Liberals unveil poverty plan with lofty goals, but no new spending programs
Published Tuesday, August 21, 2018 1:41PM EDT Last Updated Tuesday, August 21, 2018 8:30PM EDT
OTTAWA -- The Liberal government lifted the veil on what it billed Tuesday as a bold plan to strike a blow against poverty across Canada by the end of the next decade -- but the plan is absent any new spending or policy proposals that would help slash low-income rates by the year 2030.
Instead, the 115-page plan provides a list of programs and policies the Liberals have enacted since coming to power in 2015, linking them to an ongoing federal effort to beat back poverty rates.
The government estimates existing and planned social spending will lift 650,000 people out of poverty by 2019 over 2015 levels, and that by 2020, poverty rates would be 20 per cent lower than 2015 figures -- roughly 900,000 fewer people living below the income threshold.
The strategy document, entitled "Opportunity for All," promises a further cut over the ensuing decade, reducing 2015 rates by half by the year 2030 -- a historic level that would equate to 2.1 million people having been lifted out of poverty over a 12-year window.
"Those are targets the government can achieve in areas where they have jurisdiction, for example with seniors benefits and direct funding to families," said Tim Richter, president of the Canadian Alliance to End Homelessness.
The numbers could go even higher if provinces use their policy levers in tandem with federal efforts, Richter added.
Still, the goal would leave 2.1 million people in poverty by the end of the time frame, including just over 534,000 children under age 18. Anti-poverty group Campaign 2000, which advocates for an end to child poverty in Canada, said it plans to push for more ambitious targets.
"I'm optimistic that we can build on what's in (the strategy) to make poverty history. This is a new starting point," said Anita Khanna, the coalition's national co-ordinator.
"The real key will be having a new tool by which to hold the federal government accountable."
No new spending
What the strategy doesn't provide are new policies or spending beyond the $22 billion in new spending already in place, such as the Canada Child Benefit, or promised, such as a rent supplement or new benefit for the working poor.
Leilani Farha, executive director of Canada Without Poverty, called the lack of new programs unfortunate, but said in a statement that the strategy "provides a solid starting point for our ongoing work" to alleviate poverty.
Jennifer Robson, an expert on social policy from Carleton University in Ottawa, said on Twitter that the absence of new spending wasn't problematic: "This strategy names a goal and sets out a direction.
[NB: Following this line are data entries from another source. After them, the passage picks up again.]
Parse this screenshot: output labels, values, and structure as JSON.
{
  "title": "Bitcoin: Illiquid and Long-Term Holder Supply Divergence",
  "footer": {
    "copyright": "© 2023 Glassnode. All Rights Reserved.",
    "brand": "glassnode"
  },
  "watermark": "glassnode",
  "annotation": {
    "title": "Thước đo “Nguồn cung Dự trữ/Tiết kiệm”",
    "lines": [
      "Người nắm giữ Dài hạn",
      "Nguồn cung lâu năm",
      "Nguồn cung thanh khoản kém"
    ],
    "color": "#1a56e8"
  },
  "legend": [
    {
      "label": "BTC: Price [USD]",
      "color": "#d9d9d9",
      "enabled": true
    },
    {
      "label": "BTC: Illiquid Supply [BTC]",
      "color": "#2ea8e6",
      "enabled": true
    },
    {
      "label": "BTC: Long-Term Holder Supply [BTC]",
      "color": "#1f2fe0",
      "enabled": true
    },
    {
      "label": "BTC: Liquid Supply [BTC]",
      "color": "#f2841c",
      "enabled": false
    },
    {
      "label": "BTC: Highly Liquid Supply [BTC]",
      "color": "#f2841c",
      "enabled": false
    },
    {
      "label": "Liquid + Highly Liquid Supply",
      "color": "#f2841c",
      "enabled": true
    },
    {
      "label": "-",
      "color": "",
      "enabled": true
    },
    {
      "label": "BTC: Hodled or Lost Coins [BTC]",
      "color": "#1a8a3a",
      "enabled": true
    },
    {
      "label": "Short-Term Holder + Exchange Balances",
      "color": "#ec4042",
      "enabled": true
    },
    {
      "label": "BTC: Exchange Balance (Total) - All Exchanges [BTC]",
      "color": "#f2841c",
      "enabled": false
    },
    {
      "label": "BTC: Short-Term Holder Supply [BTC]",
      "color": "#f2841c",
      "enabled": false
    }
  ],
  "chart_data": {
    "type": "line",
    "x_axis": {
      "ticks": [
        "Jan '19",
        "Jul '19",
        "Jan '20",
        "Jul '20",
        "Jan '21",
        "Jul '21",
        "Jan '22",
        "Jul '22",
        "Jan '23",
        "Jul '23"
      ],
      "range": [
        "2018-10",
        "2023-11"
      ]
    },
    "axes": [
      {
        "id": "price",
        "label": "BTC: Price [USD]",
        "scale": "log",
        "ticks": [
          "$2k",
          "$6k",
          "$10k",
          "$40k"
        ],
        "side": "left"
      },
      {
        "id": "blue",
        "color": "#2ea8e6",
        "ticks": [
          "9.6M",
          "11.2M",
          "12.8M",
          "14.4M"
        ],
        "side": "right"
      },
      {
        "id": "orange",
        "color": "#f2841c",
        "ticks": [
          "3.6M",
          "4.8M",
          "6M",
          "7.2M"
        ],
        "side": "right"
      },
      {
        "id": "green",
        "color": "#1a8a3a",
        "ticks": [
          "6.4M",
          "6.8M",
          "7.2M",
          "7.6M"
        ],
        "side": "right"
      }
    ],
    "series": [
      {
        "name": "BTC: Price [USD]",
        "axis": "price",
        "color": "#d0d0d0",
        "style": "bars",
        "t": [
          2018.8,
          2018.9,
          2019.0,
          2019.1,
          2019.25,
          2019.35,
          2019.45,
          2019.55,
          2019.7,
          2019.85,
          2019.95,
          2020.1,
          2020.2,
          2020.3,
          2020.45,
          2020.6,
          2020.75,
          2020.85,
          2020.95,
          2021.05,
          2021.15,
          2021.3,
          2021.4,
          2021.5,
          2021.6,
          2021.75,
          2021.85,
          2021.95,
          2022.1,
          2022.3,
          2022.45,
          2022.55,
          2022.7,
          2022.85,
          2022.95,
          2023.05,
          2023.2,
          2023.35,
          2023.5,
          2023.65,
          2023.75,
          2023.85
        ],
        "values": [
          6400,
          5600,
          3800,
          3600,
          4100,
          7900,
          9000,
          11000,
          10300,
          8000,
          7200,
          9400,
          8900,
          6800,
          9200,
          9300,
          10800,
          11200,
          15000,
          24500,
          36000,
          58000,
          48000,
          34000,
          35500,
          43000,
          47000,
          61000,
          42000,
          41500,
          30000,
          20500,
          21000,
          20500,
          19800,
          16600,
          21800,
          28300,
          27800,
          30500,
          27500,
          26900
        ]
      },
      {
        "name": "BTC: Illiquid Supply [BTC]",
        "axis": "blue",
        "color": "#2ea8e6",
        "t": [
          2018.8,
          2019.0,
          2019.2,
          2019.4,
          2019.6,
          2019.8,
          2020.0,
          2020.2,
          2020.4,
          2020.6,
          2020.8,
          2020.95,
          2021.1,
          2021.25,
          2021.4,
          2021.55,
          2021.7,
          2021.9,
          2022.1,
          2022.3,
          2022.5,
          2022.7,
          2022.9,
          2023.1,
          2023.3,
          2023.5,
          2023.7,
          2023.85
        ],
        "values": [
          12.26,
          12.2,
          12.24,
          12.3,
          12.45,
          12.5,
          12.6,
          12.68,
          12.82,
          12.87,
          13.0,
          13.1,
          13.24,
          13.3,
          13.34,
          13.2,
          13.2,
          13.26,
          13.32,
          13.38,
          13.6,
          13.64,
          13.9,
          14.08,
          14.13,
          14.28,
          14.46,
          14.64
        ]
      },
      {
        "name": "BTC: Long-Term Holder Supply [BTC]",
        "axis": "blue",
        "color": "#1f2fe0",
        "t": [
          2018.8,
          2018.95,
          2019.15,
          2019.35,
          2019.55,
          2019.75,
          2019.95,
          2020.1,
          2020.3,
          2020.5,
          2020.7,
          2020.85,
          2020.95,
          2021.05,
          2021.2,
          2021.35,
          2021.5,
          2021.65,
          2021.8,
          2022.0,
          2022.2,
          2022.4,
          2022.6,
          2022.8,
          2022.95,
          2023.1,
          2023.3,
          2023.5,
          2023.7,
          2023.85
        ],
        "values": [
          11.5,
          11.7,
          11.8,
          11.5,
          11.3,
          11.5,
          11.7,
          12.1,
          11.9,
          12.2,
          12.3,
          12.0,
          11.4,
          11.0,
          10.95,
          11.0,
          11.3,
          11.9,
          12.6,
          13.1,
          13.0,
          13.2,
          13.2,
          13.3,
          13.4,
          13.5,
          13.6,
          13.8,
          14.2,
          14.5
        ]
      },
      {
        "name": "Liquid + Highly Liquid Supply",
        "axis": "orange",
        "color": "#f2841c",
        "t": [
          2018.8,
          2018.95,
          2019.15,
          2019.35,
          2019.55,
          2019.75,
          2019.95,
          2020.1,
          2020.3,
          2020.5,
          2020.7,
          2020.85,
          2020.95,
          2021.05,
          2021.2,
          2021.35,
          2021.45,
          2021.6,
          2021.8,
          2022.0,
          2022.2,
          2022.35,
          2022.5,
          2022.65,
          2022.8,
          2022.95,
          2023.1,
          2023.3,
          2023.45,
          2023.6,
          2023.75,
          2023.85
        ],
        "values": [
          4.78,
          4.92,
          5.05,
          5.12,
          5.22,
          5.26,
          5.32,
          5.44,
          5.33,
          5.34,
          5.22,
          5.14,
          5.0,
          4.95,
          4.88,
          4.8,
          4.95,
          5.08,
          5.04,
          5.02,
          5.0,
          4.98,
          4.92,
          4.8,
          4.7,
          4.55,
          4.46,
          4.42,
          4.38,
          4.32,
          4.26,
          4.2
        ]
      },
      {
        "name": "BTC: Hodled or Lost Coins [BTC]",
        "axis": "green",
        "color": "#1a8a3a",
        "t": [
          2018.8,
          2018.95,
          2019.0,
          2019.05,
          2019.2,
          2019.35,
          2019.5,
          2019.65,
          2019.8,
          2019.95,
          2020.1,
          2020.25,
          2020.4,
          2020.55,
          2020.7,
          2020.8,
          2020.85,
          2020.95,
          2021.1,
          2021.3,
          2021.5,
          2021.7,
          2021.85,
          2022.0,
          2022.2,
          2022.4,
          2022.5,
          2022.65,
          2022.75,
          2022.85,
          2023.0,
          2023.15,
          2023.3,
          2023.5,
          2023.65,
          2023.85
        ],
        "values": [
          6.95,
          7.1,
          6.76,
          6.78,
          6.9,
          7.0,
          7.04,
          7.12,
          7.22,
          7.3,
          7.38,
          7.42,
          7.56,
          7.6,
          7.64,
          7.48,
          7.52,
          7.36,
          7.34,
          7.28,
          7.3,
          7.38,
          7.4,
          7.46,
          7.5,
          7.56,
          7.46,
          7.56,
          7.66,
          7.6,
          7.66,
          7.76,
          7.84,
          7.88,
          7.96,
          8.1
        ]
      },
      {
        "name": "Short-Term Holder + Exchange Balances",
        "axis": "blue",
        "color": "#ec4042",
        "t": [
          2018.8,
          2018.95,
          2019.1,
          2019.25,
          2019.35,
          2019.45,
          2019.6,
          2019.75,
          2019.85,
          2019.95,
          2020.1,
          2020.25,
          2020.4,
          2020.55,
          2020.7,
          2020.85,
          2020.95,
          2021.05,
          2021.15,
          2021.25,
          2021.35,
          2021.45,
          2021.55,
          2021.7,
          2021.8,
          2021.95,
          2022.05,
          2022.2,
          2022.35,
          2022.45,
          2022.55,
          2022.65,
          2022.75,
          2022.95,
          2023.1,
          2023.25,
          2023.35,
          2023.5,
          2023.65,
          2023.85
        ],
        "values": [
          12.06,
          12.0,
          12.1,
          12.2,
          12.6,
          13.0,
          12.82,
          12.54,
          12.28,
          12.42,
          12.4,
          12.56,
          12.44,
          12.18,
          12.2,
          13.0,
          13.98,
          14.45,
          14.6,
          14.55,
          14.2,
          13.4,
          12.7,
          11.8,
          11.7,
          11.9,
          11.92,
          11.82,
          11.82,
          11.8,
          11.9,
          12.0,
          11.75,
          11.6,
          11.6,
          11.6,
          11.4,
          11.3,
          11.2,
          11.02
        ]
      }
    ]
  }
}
What will matter is how government works with the many, many tools they have."
The strategy also establishes a new tool to determine an official poverty threshold: the "market basket measure," first created by federal officials in the late 1990s. The government plans to introduce legislation this year that will enshrine the strategy's goals and the poverty threshold into law.
Under the market basket measure, a family or person is considered to be living in poverty if they can't afford a basic basket of goods and services. The measure is tailored for 50 different communities to account for the difference in cost of living between cities.
It doesn't, however, capture data for Indigenous communities and parts of the North, but the government intends to fill the statistical gap to better define poverty and track efforts to alleviate it in First Nations, Inuit and Metis communities.
The strategy says the government should work to boost the share of income earned by the lower 40 per cent of earners "with more Canadians joining the middle class," which would partly require redistributing more wealth from upper wage earners down the income ladder.
The share of income among lower earners is an important indicator of growth in the middle class, said Social Development Minister Jean-Yves Duclos, who predicted that the long-term success of the strategy would depend on the willingness of future governments to stick to it.
"The other measures that future governments will want to take ... I believe will make the achievement of the 2030 objective feasible -- still ambitious, but feasible," Duclos said.
"And I would say realistic, if they keep the momentum that we've followed since 2015."